I love hamburgers. I mean
I really love hamburgers. A lot of ladies think of a cupcake as the Ideal Flavor Unit. For me, it is the hamburger. I will take that buttercream frosting in a shade of non-threatening pink and trade it, happily, for mustard in a screaming, nuclear shade of yellow. Some things are what they are.
Because of this, I found the
New York Times article that both
Domenica and
Linda mention completely terrifying, especially in the wake of another completely sad, icky piece of news, namely the
shuttering of Gourmet magazine. It is one thing to be handed, on Monday morning, concrete scientific evidence that mass meatery is not only environmentally and economically questionable but apparently, potentially lethal. (This is going to make me seriously rethink my In-N-Out Burger Strategy, which, thus far has been, "If you see one, eat it.")
And it is another thing to be handed, on the same Monday morning, the news that the Holy Grail of Good Things to Eat -- the food nobles who first brought the words "Black Angus" into common parlance, and the castle they once lived in -- has been lost forever.
I'm going to get a lot of, "You liberal, arugula-loving swine!" sorts of comments on this one, and I accept them from all corners. Some things are what they are. Gourmet was my Norman Rockwell. My mother, an immigrant from outside the matrix of honey-baked hams and corn on the cob, married a man who was born into a family that ate fish on Fridays and homemade doughnuts on Sunday. Bratwurst and oatmeal were as exotic and tasty to her as kaffir lime and almond jelly, and so it comes as little wonder that Gourmet was in our mailbox, every month, for decades.
Sometimes she actually made the dishes, although most of the recipes were simply dog-eared with enthusiasm. "Alex!" she would say to me, "look at this 76-layer coconut cake encased in a spun sugar spider web! I'm going to make it!" Alas, this ended up being, mostly, a whole lot of "big talk" and "no action." Still, it rubbed off on me. In high school, my nerdy friends and I spent an entire December 31st cooking Gourmet's suggested New Year's Eve dinner, which involved lighting Muscat grapes (or escarole, I can't remember) on fire and painting glass cups with melted chocolate. It was more of an athletic event than a meal.
In college, I witlessly subscribed, taking voyeuristic foodie vacations every month, lusting after Gulf shrimp pozole and cinnamon pot de cremes while pounding down Golden Grahams from the cereal bar. (Some things are what they are).
When my mother and father split up, she took with her only the Things That Mattered the Most. Her select issues of Gourmet (including the 1992 Christmas cookie spectacular) were in the suitcase. My elementary school report cards did not make the cut, but that recipe for Cornish game hens with chanterelle risotto? She wouldn't leave home without it.

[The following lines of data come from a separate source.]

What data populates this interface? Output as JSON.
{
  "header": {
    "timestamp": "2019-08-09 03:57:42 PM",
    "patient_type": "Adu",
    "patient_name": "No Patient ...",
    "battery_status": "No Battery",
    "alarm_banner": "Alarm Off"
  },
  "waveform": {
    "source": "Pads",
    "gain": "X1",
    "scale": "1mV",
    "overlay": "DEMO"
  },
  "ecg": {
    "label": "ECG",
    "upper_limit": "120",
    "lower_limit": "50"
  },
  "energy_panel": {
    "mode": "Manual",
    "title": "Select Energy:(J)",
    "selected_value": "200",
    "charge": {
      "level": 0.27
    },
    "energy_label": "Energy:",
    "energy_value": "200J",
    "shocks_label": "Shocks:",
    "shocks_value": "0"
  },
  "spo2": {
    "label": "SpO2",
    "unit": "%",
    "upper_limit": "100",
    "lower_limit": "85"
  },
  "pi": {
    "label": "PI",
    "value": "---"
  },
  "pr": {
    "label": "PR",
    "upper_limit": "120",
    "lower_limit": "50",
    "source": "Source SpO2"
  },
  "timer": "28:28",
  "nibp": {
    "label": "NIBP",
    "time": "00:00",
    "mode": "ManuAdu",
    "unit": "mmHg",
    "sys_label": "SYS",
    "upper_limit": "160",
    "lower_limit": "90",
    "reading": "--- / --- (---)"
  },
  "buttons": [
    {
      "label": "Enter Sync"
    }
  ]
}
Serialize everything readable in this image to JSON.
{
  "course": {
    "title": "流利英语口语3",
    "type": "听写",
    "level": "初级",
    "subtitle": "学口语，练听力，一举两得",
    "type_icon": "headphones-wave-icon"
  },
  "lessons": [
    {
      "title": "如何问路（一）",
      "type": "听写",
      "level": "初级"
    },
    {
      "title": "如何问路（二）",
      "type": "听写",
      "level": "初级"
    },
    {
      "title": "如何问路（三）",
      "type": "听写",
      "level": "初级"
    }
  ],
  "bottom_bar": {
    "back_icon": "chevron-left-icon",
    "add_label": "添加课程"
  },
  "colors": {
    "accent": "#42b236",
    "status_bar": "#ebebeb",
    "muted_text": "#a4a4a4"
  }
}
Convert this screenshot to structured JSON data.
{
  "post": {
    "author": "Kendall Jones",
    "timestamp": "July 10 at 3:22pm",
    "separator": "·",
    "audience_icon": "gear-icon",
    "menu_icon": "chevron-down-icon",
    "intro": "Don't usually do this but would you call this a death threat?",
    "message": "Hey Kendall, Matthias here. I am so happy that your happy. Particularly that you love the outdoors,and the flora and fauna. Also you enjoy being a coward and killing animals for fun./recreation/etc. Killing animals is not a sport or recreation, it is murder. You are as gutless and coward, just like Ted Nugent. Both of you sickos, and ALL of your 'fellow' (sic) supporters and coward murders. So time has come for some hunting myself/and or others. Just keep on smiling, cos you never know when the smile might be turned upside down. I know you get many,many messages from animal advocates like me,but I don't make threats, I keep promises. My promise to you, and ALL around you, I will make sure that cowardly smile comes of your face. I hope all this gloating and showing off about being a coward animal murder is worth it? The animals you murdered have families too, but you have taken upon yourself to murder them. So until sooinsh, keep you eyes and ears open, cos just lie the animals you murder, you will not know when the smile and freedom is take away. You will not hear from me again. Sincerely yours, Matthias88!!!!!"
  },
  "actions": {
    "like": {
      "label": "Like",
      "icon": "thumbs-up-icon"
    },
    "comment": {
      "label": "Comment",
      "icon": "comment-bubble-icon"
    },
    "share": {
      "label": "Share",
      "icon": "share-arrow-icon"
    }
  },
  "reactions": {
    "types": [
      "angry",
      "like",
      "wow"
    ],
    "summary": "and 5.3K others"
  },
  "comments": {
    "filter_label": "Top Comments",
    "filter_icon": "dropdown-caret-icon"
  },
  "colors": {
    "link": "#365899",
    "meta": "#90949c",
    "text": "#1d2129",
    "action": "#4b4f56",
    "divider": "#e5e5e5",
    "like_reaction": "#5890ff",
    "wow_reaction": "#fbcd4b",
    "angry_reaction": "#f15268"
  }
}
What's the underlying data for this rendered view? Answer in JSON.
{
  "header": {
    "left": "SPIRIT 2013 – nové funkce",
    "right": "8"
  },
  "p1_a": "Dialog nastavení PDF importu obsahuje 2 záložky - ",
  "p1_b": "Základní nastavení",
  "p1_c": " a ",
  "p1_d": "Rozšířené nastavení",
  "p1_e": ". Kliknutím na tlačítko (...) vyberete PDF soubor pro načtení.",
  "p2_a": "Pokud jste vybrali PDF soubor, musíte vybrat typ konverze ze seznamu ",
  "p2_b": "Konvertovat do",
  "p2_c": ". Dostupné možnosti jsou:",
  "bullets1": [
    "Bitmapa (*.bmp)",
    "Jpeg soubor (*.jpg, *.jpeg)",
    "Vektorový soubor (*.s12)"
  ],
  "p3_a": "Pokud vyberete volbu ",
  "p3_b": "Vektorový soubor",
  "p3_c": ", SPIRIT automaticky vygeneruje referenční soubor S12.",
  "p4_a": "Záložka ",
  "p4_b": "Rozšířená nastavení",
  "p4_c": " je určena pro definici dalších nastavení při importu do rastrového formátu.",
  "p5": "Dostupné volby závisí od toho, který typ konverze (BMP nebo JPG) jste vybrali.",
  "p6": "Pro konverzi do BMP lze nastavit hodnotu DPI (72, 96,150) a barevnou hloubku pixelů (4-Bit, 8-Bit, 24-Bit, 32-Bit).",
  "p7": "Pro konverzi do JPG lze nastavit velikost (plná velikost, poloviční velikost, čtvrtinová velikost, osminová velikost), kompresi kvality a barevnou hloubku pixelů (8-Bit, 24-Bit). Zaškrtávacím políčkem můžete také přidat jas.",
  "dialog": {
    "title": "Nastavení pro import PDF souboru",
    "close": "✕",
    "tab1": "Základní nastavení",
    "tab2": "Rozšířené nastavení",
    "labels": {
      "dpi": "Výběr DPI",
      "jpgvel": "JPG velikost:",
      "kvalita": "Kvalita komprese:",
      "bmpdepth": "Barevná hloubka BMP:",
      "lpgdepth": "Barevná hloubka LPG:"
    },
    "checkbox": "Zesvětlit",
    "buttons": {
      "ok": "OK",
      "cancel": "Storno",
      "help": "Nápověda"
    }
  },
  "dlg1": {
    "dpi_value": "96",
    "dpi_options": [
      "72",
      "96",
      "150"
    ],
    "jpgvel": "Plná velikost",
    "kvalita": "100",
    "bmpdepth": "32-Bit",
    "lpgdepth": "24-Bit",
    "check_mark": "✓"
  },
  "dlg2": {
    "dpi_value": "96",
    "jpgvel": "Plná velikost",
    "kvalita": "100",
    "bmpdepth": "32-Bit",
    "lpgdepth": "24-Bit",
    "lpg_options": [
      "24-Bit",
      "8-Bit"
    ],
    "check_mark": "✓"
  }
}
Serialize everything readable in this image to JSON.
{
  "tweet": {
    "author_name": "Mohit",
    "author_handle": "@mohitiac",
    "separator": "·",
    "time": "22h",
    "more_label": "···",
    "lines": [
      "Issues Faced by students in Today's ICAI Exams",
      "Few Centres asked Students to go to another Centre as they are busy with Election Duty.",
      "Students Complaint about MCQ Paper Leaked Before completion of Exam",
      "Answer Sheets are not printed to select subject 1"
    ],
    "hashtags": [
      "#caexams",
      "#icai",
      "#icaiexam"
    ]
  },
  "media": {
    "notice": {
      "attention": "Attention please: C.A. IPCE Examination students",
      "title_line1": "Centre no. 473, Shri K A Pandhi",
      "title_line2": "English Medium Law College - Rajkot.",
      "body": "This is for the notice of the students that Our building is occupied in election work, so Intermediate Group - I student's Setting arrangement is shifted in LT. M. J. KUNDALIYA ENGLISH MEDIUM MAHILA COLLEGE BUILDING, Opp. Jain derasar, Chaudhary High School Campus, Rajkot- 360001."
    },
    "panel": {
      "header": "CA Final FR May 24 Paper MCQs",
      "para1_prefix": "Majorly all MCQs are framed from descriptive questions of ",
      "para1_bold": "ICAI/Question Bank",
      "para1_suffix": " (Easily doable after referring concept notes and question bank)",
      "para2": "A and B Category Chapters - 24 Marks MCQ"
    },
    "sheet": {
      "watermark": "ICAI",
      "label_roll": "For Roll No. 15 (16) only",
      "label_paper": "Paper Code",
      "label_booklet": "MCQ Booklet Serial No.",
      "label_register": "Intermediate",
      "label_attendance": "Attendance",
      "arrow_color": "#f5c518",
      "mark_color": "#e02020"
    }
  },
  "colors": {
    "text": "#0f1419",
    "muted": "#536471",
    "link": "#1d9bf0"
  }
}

Perhaps in a foreshadowing of what would come to pass, I was overseas last week and visited my mother, (who now lives abroad), on the weekend. Because she lives thousands of miles away these days, making dinner together is a luxury, never a chore. We decided to make something long and ambitious and looked for guidance. Neither she nor I subscribe to the magazine anymore, but when it came down to it, we still went to
gourmet.com. The boeuf bourguignon took a hell of a long time to make, but oh it tasted delicious. And today, perhaps, a little bittersweet.